Kenyon Martin, the basketball sensation who was named to the NBA’s All Star Team in 2004, joins other famous people who stutter in a new brochure. The brochure - which unfolds into a small poster - is available free of charge from The Stuttering Foundation.

The poster is intended to give children and adults who stutter inspiration as they grapple with their speech disorder.

Martin is featured alongside other sports legends who stutter, such as Bill Walton, Ken Venturi and Bob Love. He is the 16th famous person added to the poster. Others featured include actor James Earl Jones, Marilyn Monroe and Winston Churchill.

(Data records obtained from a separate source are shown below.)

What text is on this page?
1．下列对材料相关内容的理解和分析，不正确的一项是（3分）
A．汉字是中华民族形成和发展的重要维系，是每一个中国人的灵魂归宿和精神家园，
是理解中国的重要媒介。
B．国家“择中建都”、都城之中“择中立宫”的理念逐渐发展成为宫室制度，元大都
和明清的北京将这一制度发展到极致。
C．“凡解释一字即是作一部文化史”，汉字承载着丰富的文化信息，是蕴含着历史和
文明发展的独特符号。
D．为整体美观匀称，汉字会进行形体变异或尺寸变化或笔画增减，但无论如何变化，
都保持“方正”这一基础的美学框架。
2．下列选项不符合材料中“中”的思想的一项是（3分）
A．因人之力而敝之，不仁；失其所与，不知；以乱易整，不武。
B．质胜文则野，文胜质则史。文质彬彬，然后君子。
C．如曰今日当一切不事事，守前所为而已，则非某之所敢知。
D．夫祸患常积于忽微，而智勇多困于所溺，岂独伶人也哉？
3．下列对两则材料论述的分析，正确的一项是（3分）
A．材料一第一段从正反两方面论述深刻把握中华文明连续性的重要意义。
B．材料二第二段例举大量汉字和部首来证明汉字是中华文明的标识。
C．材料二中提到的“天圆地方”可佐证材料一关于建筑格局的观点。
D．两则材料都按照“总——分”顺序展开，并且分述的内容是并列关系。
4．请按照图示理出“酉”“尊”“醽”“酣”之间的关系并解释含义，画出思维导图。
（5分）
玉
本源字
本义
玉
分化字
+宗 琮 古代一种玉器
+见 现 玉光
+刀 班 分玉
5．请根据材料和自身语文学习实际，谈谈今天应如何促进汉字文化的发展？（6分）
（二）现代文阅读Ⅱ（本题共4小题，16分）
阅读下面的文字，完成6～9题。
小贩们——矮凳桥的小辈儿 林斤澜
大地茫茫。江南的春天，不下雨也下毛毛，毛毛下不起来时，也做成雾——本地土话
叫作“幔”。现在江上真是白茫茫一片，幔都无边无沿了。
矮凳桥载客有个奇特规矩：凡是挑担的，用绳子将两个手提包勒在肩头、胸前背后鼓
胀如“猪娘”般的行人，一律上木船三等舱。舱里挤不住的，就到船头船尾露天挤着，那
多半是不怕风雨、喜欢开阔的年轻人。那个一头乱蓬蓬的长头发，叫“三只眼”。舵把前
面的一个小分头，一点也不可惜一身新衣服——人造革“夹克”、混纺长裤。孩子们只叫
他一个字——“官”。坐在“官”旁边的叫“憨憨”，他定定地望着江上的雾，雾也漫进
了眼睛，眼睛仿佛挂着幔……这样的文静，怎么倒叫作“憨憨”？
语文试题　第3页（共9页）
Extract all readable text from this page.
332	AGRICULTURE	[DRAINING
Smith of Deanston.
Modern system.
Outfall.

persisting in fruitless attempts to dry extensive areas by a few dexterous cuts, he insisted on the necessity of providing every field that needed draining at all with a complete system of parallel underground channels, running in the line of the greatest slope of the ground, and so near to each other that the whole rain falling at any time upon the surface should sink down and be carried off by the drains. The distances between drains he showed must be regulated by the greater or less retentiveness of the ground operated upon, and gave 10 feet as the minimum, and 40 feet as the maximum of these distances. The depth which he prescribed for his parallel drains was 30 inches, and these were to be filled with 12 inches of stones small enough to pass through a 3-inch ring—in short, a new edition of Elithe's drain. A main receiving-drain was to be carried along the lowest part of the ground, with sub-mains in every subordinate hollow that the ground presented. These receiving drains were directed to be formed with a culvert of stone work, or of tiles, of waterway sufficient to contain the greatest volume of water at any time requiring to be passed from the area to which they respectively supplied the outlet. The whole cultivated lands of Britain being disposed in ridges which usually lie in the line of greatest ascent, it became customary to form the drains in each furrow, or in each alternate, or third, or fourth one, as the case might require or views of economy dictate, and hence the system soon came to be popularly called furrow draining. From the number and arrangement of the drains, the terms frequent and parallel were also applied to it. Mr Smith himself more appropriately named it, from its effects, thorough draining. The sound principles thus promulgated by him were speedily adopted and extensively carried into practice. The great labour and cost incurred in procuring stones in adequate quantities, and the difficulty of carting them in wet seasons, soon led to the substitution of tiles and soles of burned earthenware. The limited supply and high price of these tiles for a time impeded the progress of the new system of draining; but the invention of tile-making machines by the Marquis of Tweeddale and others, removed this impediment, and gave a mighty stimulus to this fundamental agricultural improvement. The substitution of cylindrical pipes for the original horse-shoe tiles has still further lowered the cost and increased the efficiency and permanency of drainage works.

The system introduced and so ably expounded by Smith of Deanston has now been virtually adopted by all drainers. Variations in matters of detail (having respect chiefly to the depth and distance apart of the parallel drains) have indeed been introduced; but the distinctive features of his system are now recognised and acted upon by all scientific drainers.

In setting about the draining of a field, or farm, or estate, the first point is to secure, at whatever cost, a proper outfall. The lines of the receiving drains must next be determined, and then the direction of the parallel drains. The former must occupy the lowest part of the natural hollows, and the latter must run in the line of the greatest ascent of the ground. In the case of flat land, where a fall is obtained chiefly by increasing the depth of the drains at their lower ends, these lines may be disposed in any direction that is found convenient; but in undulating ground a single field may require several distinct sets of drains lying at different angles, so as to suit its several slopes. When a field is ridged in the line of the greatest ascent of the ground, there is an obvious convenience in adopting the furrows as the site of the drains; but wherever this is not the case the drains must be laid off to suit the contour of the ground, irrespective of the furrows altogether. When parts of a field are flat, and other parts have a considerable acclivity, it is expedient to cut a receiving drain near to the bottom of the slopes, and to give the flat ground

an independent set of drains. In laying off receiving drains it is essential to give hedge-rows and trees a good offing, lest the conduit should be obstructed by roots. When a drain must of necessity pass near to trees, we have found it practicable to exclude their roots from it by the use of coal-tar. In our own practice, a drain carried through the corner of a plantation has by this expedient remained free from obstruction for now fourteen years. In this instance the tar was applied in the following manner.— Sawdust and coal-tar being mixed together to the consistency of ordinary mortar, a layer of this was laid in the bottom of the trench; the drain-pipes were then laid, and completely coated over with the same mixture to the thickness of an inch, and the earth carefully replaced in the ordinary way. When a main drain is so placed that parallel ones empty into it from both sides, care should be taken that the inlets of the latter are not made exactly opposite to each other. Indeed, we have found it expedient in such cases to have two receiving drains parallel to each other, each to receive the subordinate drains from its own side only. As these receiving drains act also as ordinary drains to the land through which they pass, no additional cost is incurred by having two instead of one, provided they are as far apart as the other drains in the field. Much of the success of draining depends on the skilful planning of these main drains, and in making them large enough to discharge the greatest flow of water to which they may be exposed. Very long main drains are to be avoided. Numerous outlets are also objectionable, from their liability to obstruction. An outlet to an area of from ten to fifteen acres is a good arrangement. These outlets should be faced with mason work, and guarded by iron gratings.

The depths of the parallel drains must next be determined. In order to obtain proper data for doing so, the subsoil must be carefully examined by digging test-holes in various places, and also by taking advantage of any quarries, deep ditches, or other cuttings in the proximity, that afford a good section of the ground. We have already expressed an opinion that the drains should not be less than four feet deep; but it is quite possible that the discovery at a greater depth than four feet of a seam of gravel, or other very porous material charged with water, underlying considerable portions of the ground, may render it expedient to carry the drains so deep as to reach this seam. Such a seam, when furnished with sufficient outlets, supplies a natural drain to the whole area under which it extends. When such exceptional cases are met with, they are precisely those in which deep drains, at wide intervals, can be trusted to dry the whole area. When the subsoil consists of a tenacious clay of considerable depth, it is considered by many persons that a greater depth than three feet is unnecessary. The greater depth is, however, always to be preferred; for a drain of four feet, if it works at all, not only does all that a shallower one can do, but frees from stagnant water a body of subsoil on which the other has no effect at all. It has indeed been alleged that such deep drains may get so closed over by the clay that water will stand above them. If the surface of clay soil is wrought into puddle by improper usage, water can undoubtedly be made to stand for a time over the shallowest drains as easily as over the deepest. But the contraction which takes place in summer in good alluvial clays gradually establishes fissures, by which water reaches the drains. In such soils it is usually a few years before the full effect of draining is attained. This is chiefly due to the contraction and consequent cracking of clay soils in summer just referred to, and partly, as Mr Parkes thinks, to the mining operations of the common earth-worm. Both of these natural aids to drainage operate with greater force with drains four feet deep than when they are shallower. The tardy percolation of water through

Martin, who has struggled with stuttering since he was a child in school, says the speech disorder was a catalyst that propelled him to the highest levels of basketball. He was named National Player of the Year in his senior year playing for the University of Cincinnati Bearcats.

As a 6-foot, 9-inch power forward with the Denver Nuggets, he averages just over 15 points per game.

In a recent interview, Martin said stuttering has haunted him since his childhood in South Dallas. He endured teasing from classmates and refused to speak in class.

Later, as a basketball star in Cincinnati, his fear of being teased was replaced by the fear of speaking to reporters; and he tried his best to avoid interviews.

Then, when he was named Player of the Year and became the No. 1 college player in the NBA draft in 2000, Martin resolved not to let stuttering get in the way of his success. He confronts his stuttering head-on and he doesn’t worry what others think.

“Kenyon Martin will be a great source of inspiration to young people who struggle with stuttering,” says Jane Fraser, president of The Stuttering Foundation. She notes that speech therapists, school clinicians, teachers and others often hang the posters in a prominent place in their office.